Ridesharing is a great idea that can reduce car usage, especially during the commuting hours. Ridesharing works by matching users with similar commuting profiles, and it has great benefits both for individuals, due to reduced commuting expenses, and the city as a whole (e.g. reduced traffic and reduced pollution). Recent technological innovations, such Smartphones and social media, can make scheduling of ride-sharing trips much easier. However, despite that the idea has been around for some time now, and that the technology required to enable it is there, the full potential of ride-sharing remains unknown. When we say potential, we mean how many cars can be removed from the streets of a city thanks to ridesharing.
To assess the potential of ridesharing we use spatio-temporal and social information extracted from mobile phone data. Thanks to CDRs (Call Description Records), we can find samples of trajectories for a large population of users, and their partial social media graphs. We used CDRs for Madrid and Barcelona, for the period of September to December of 2009. For Madrid we had more than 8 hundred million calls, from 5 million users, and for Barcelona more than 4 hundred and 50 million calls from 2 million users. We also looked at different types of data sets, that are publically available.

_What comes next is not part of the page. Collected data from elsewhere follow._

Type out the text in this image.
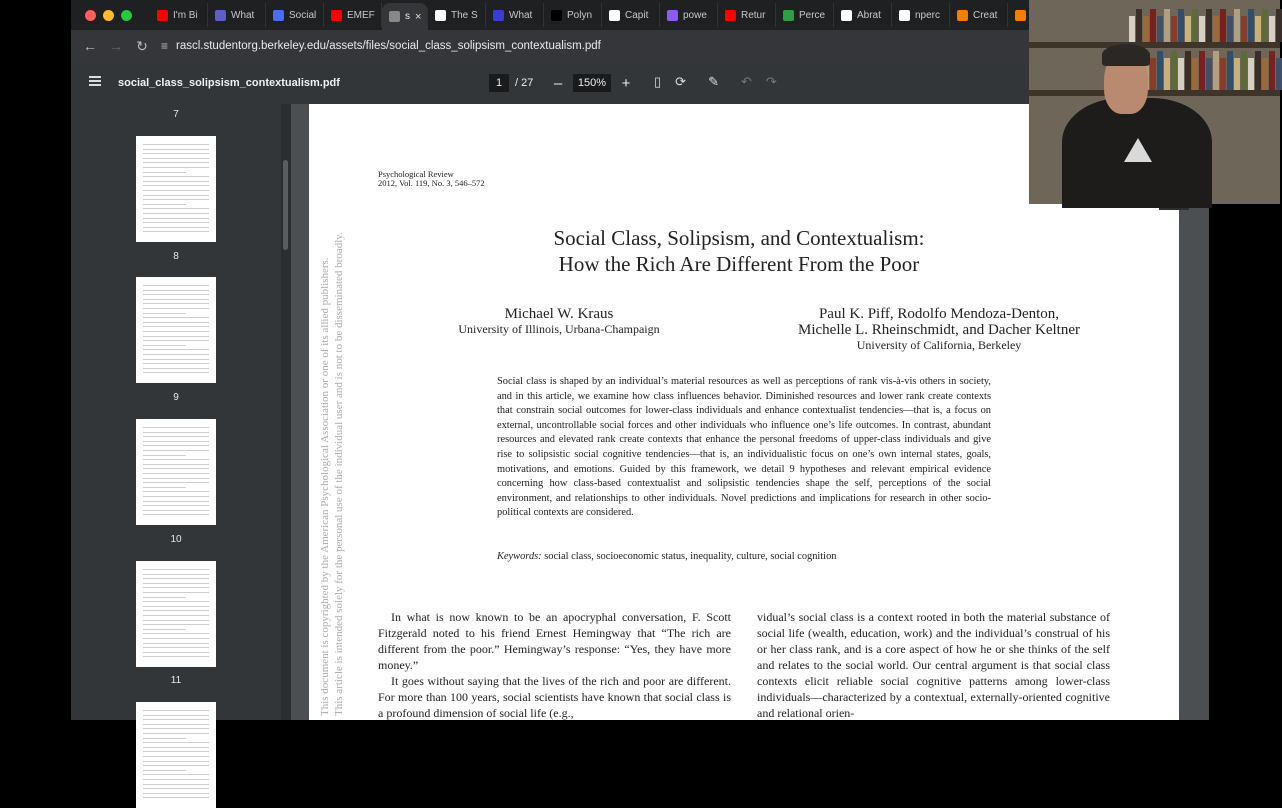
I'm Bi	What	Social	EMEF	s ×	The S	What	Polyn	Capit	powe	Retur	Perce	Abrat	nperc	Creat
← → ↻	≡ rascl.studentorg.berkeley.edu/assets/files/social_class_solipsism_contextualism.pdf
social_class_solipsism_contextualism.pdf	1	/ 27 –	150%	+ ▯ ⟳ ✎ ↶ ↷
7
8
9
10
11	This document is copyrighted by the American Psychological Association or one of its allied publishers. This article is intended solely for the personal use of the individual user and is not to be disseminated broadly.
Psychological Review
2012, Vol. 119, No. 3, 546–572
Social Class, Solipsism, and Contextualism:
How the Rich Are Different From the Poor
Michael W. Kraus
University of Illinois, Urbana-Champaign
Paul K. Piff, Rodolfo Mendoza-Denton,
Michelle L. Rheinschmidt, and Dacher Keltner
University of California, Berkeley
Social class is shaped by an individual’s material resources as well as perceptions of rank vis-à-vis others in society, and in this article, we examine how class influences behavior. Diminished resources and lower rank create contexts that constrain social outcomes for lower-class individuals and enhance contextualist tendencies—that is, a focus on external, uncontrollable social forces and other individuals who influence one’s life outcomes. In contrast, abundant resources and elevated rank create contexts that enhance the personal freedoms of upper-class individuals and give rise to solipsistic social cognitive tendencies—that is, an individualistic focus on one’s own internal states, goals, motivations, and emotions. Guided by this framework, we detail 9 hypotheses and relevant empirical evidence concerning how class-based contextualist and solipsistic tendencies shape the self, perceptions of the social environment, and relationships to other individuals. Novel predictions and implications for research in other socio-political contexts are considered.
Keywords: social class, socioeconomic status, inequality, culture, social cognition

In what is now known to be an apocryphal conversation, F. Scott Fitzgerald noted to his friend Ernest Hemingway that “The rich are different from the poor.” Hemingway’s response: “Yes, they have more money.”

It goes without saying that the lives of the rich and poor are different. For more than 100 years, social scientists have known that social class is a profound dimension of social life (e.g.,

vidual’s social class is a context rooted in both the material substance of social life (wealth, education, work) and the individual’s construal of his or her class rank, and is a core aspect of how he or she thinks of the self and relates to the social world. Our central argument is that social class contexts elicit reliable social cognitive patterns among lower-class individuals—characterized by a contextual, externally-oriented cognitive and relational orien-
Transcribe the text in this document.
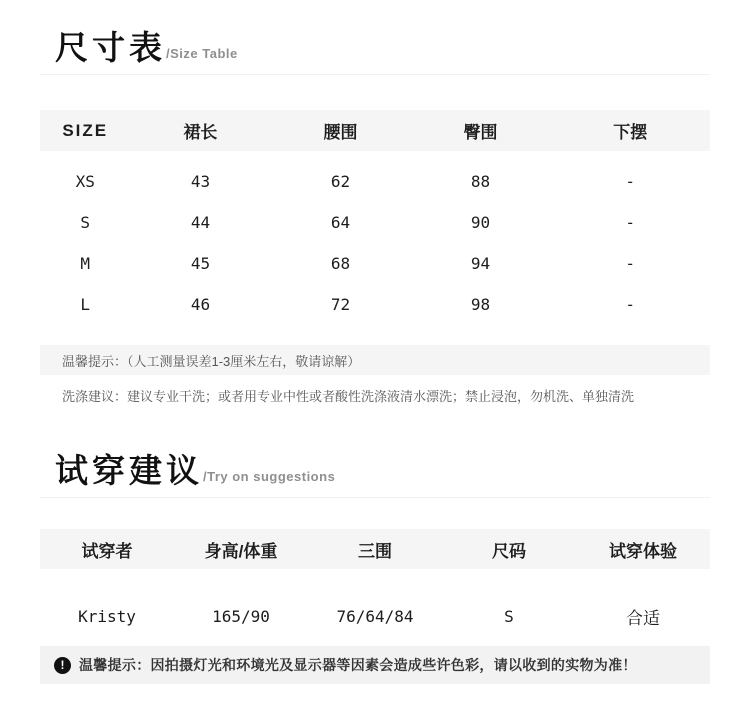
尺寸表 /Size Table
SIZE	裙长	腰围	臀围	下摆
XS	43	62	88	-
S	44	64	90	-
M	45	68	94	-
L	46	72	98	-
温馨提示：（人工测量误差1-3厘米左右，敬请谅解）
洗涤建议：建议专业干洗；或者用专业中性或者酸性洗涤液清水漂洗；禁止浸泡，勿机洗、单独清洗
试穿建议 /Try on suggestions
试穿者	身高/体重	三围	尺码	试穿体验
Kristy	165/90	76/64/84	S	合适
!	温馨提示：因拍摄灯光和环境光及显示器等因素会造成些许色彩，请以收到的实物为准！
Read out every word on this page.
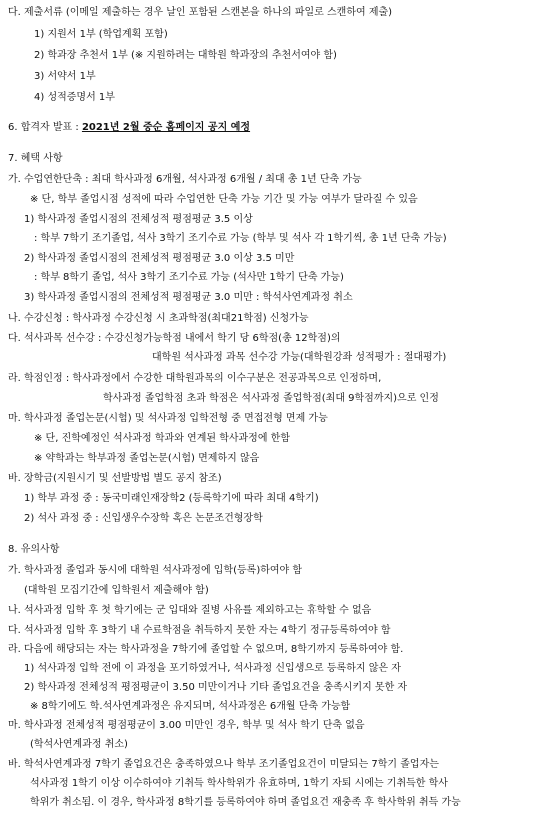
다. 제출서류 (이메일 제출하는 경우 날인 포함된 스캔본을 하나의 파일로 스캔하여 제출)
1) 지원서 1부 (학업계획 포함)
2) 학과장 추천서 1부 (※ 지원하려는 대학원 학과장의 추천서여야 함)
3) 서약서 1부
4) 성적증명서 1부
6. 합격자 발표 : 2021년 2월 중순 홈페이지 공지 예정
7. 혜택 사항
가. 수업연한단축 : 최대 학사과정 6개월, 석사과정 6개월 / 최대 총 1년 단축 가능
※ 단, 학부 졸업시점 성적에 따라 수업연한 단축 가능 기간 및 가능 여부가 달라질 수 있음
1) 학사과정 졸업시점의 전체성적 평점평균 3.5 이상
: 학부 7학기 조기졸업, 석사 3학기 조기수료 가능 (학부 및 석사 각 1학기씩, 총 1년 단축 가능)
2) 학사과정 졸업시점의 전체성적 평점평균 3.0 이상 3.5 미만
: 학부 8학기 졸업, 석사 3학기 조기수료 가능 (석사만 1학기 단축 가능)
3) 학사과정 졸업시점의 전체성적 평점평균 3.0 미만 : 학석사연계과정 취소
나. 수강신청 : 학사과정 수강신청 시 초과학점(최대21학점) 신청가능
다. 석사과목 선수강 : 수강신청가능학점 내에서 학기 당 6학점(총 12학점)의
대학원 석사과정 과목 선수강 가능(대학원강좌 성적평가 : 절대평가)
라. 학점인정 : 학사과정에서 수강한 대학원과목의 이수구분은 전공과목으로 인정하며,
학사과정 졸업학점 초과 학점은 석사과정 졸업학점(최대 9학점까지)으로 인정
마. 학사과정 졸업논문(시험) 및 석사과정 입학전형 중 면접전형 면제 가능
※ 단, 진학예정인 석사과정 학과와 연계된 학사과정에 한함
※ 약학과는 학부과정 졸업논문(시험) 면제하지 않음
바. 장학금(지원시기 및 선발방법 별도 공지 참조)
1) 학부 과정 중 : 동국미래인재장학2 (등록학기에 따라 최대 4학기)
2) 석사 과정 중 : 신입생우수장학 혹은 논문조건형장학
8. 유의사항
가. 학사과정 졸업과 동시에 대학원 석사과정에 입학(등록)하여야 함
(대학원 모집기간에 입학원서 제출해야 함)
나. 석사과정 입학 후 첫 학기에는 군 입대와 질병 사유를 제외하고는 휴학할 수 없음
다. 석사과정 입학 후 3학기 내 수료학점을 취득하지 못한 자는 4학기 정규등록하여야 함
라. 다음에 해당되는 자는 학사과정을 7학기에 졸업할 수 없으며, 8학기까지 등록하여야 함.
1) 석사과정 입학 전에 이 과정을 포기하였거나, 석사과정 신입생으로 등록하지 않은 자
2) 학사과정 전체성적 평점평균이 3.50 미만이거나 기타 졸업요건을 충족시키지 못한 자
※ 8학기에도 학.석사연계과정은 유지되며, 석사과정은 6개월 단축 가능함
마. 학사과정 전체성적 평점평균이 3.00 미만인 경우, 학부 및 석사 학기 단축 없음
(학석사연계과정 취소)
바. 학석사연계과정 7학기 졸업요건은 충족하였으나 학부 조기졸업요건이 미달되는 7학기 졸업자는
석사과정 1학기 이상 이수하여야 기취득 학사학위가 유효하며, 1학기 자퇴 시에는 기취득한 학사
학위가 취소됨. 이 경우, 학사과정 8학기를 등록하여야 하며 졸업요건 재충족 후 학사학위 취득 가능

Using the Twitter Streaming API, we obtained geo-tagged tweets for 2 US cities: New York and Los Angeles. We obtain more than 5 million tweets for New York from more than 200K users, and more than 3 million tweets for more than 150K users in Los Angeles.

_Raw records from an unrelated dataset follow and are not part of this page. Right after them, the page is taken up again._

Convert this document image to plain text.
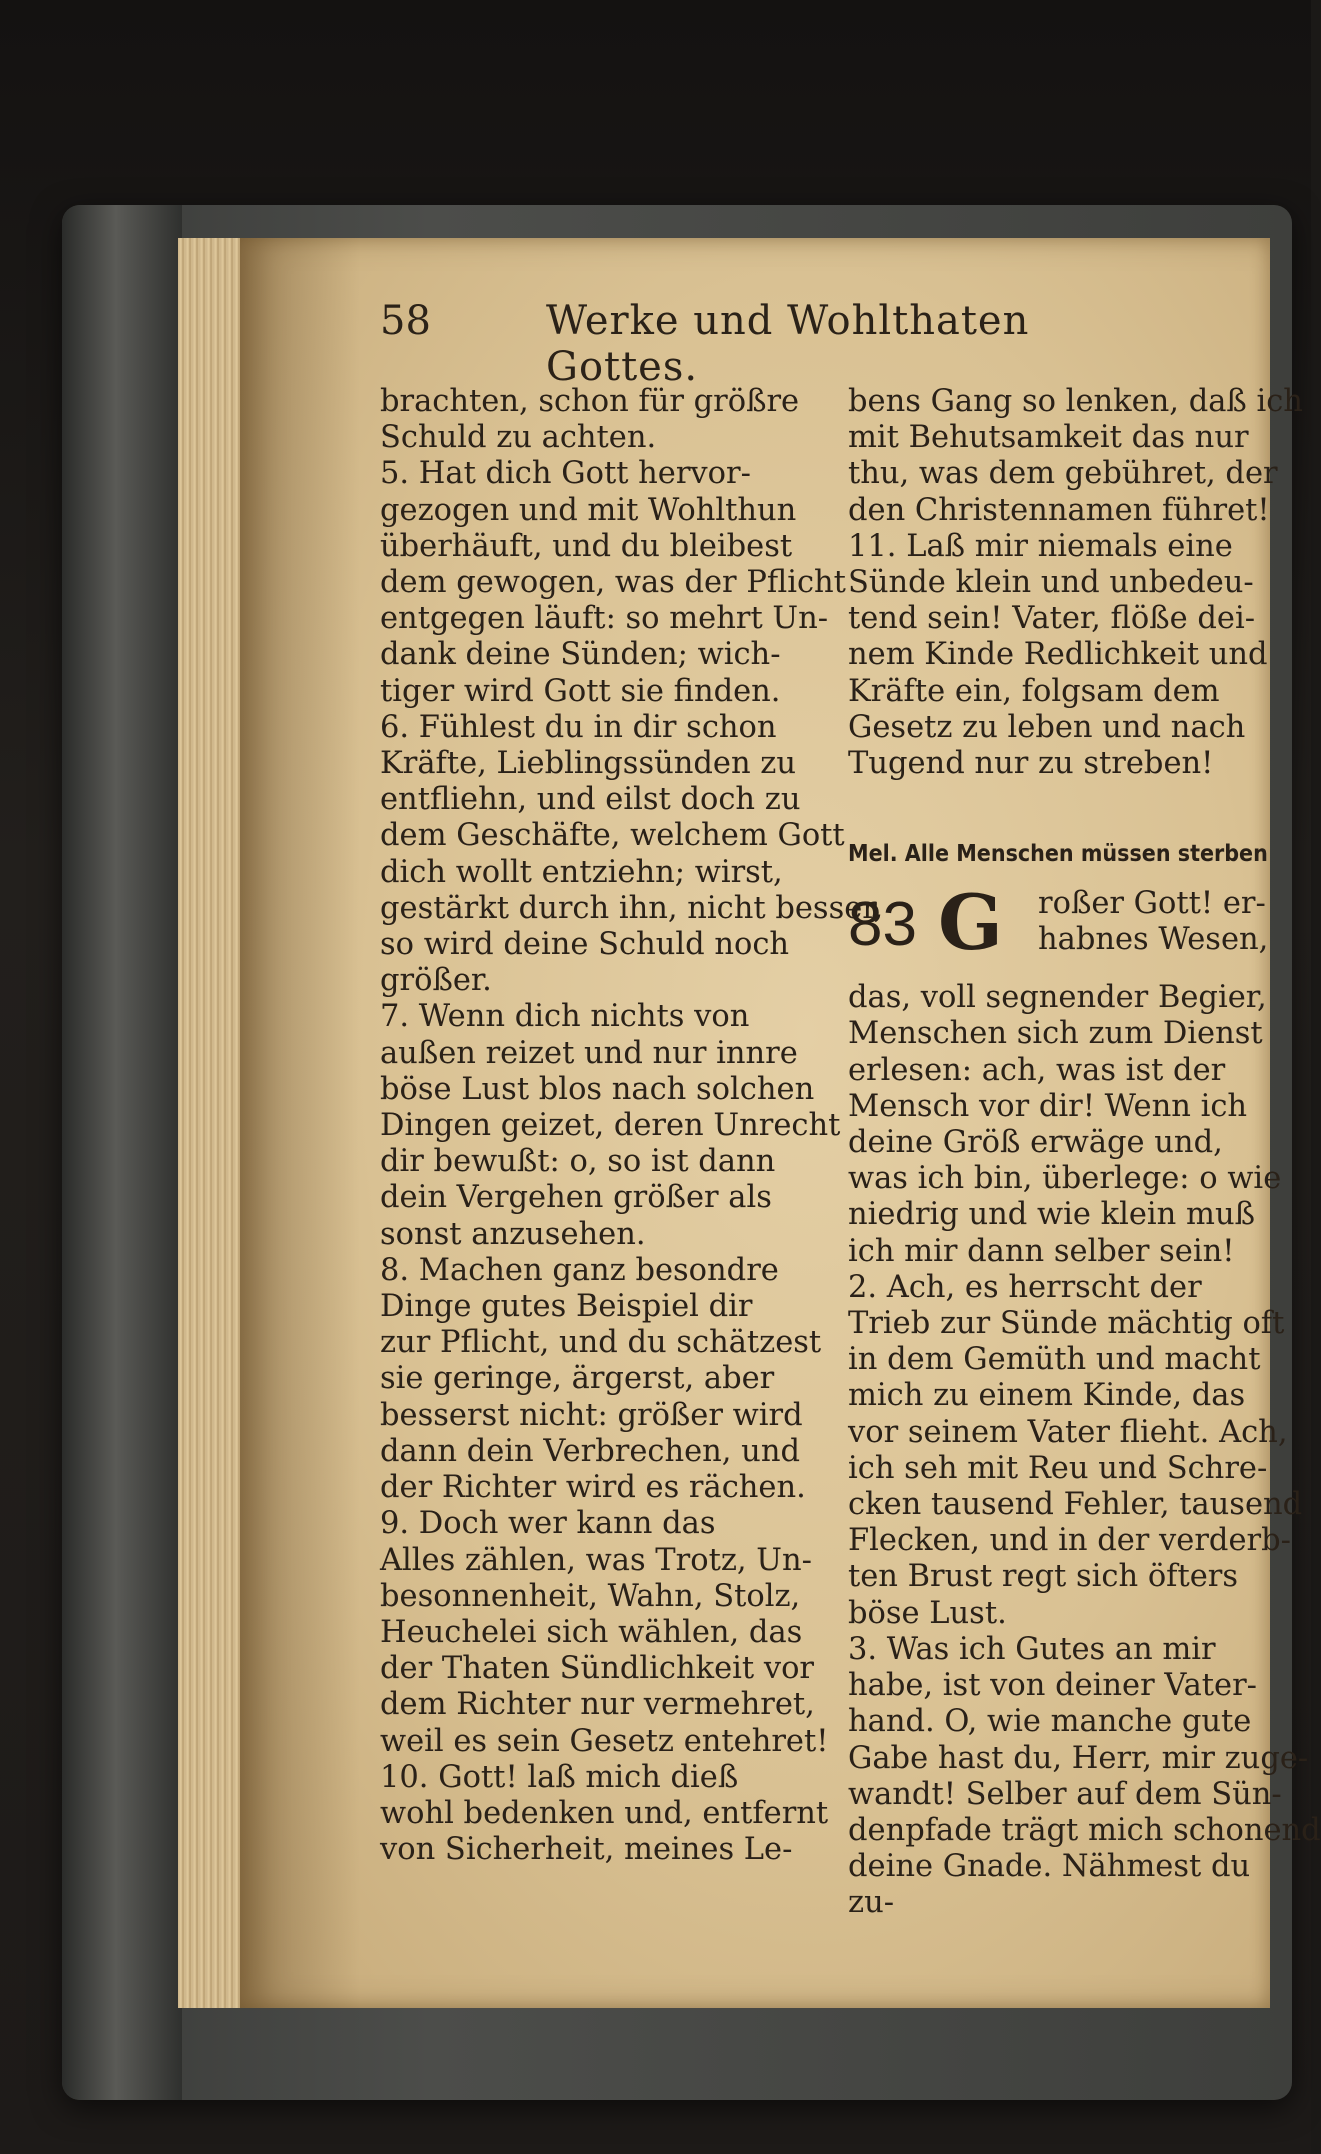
58	Werke und Wohlthaten Gottes.
brachten, schon für größre
Schuld zu achten.
5. Hat dich Gott hervor-
gezogen und mit Wohlthun
überhäuft, und du bleibest
dem gewogen, was der Pflicht
entgegen läuft: so mehrt Un-
dank deine Sünden; wich-
tiger wird Gott sie finden.
6. Fühlest du in dir schon
Kräfte, Lieblingssünden zu
entfliehn, und eilst doch zu
dem Geschäfte, welchem Gott
dich wollt entziehn; wirst,
gestärkt durch ihn, nicht besser,
so wird deine Schuld noch
größer.
7. Wenn dich nichts von
außen reizet und nur innre
böse Lust blos nach solchen
Dingen geizet, deren Unrecht
dir bewußt: o, so ist dann
dein Vergehen größer als
sonst anzusehen.
8. Machen ganz besondre
Dinge gutes Beispiel dir
zur Pflicht, und du schätzest
sie geringe, ärgerst, aber
besserst nicht: größer wird
dann dein Verbrechen, und
der Richter wird es rächen.
9. Doch wer kann das
Alles zählen, was Trotz, Un-
besonnenheit, Wahn, Stolz,
Heuchelei sich wählen, das
der Thaten Sündlichkeit vor
dem Richter nur vermehret,
weil es sein Gesetz entehret!
10. Gott! laß mich dieß
wohl bedenken und, entfernt
von Sicherheit, meines Le-
bens Gang so lenken, daß ich
mit Behutsamkeit das nur
thu, was dem gebühret, der
den Christennamen führet!
11. Laß mir niemals eine
Sünde klein und unbedeu-
tend sein! Vater, flöße dei-
nem Kinde Redlichkeit und
Kräfte ein, folgsam dem
Gesetz zu leben und nach
Tugend nur zu streben!
Mel. Alle Menschen müssen sterben
83 G roßer Gott! er-
habnes Wesen,
das, voll segnender Begier,
Menschen sich zum Dienst
erlesen: ach, was ist der
Mensch vor dir! Wenn ich
deine Größ erwäge und,
was ich bin, überlege: o wie
niedrig und wie klein muß
ich mir dann selber sein!
2. Ach, es herrscht der
Trieb zur Sünde mächtig oft
in dem Gemüth und macht
mich zu einem Kinde, das
vor seinem Vater flieht. Ach,
ich seh mit Reu und Schre-
cken tausend Fehler, tausend
Flecken, und in der verderb-
ten Brust regt sich öfters
böse Lust.
3. Was ich Gutes an mir
habe, ist von deiner Vater-
hand. O, wie manche gute
Gabe hast du, Herr, mir zuge-
wandt! Selber auf dem Sün-
denpfade trägt mich schonend
deine Gnade. Nähmest du
zu-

From our mobile data we extract: (1) home/work locations, (2) departure time distribution, (3) social graphs (e.g. from the phone calls), and we assess the potential of ridesharing assuming a distance tolerance of 1km, and a delay tolerance of 10 minutes. We find that, if users are willing to share a ride with strangers then ridesharing can have a great potential (more than 50%) . Ridesharing also has a significant potential even when social constraints are introduced; if users are willing to share a ride with one-hop friends (friends-of-friends) then potential of ridesharing can be as high as 31%.
We design and build an online ridesharing system, where drivers and passengers send their requests for a ride in advance, possibly on a short notice. The system consists of two components: the constraint satisfier and the matching module.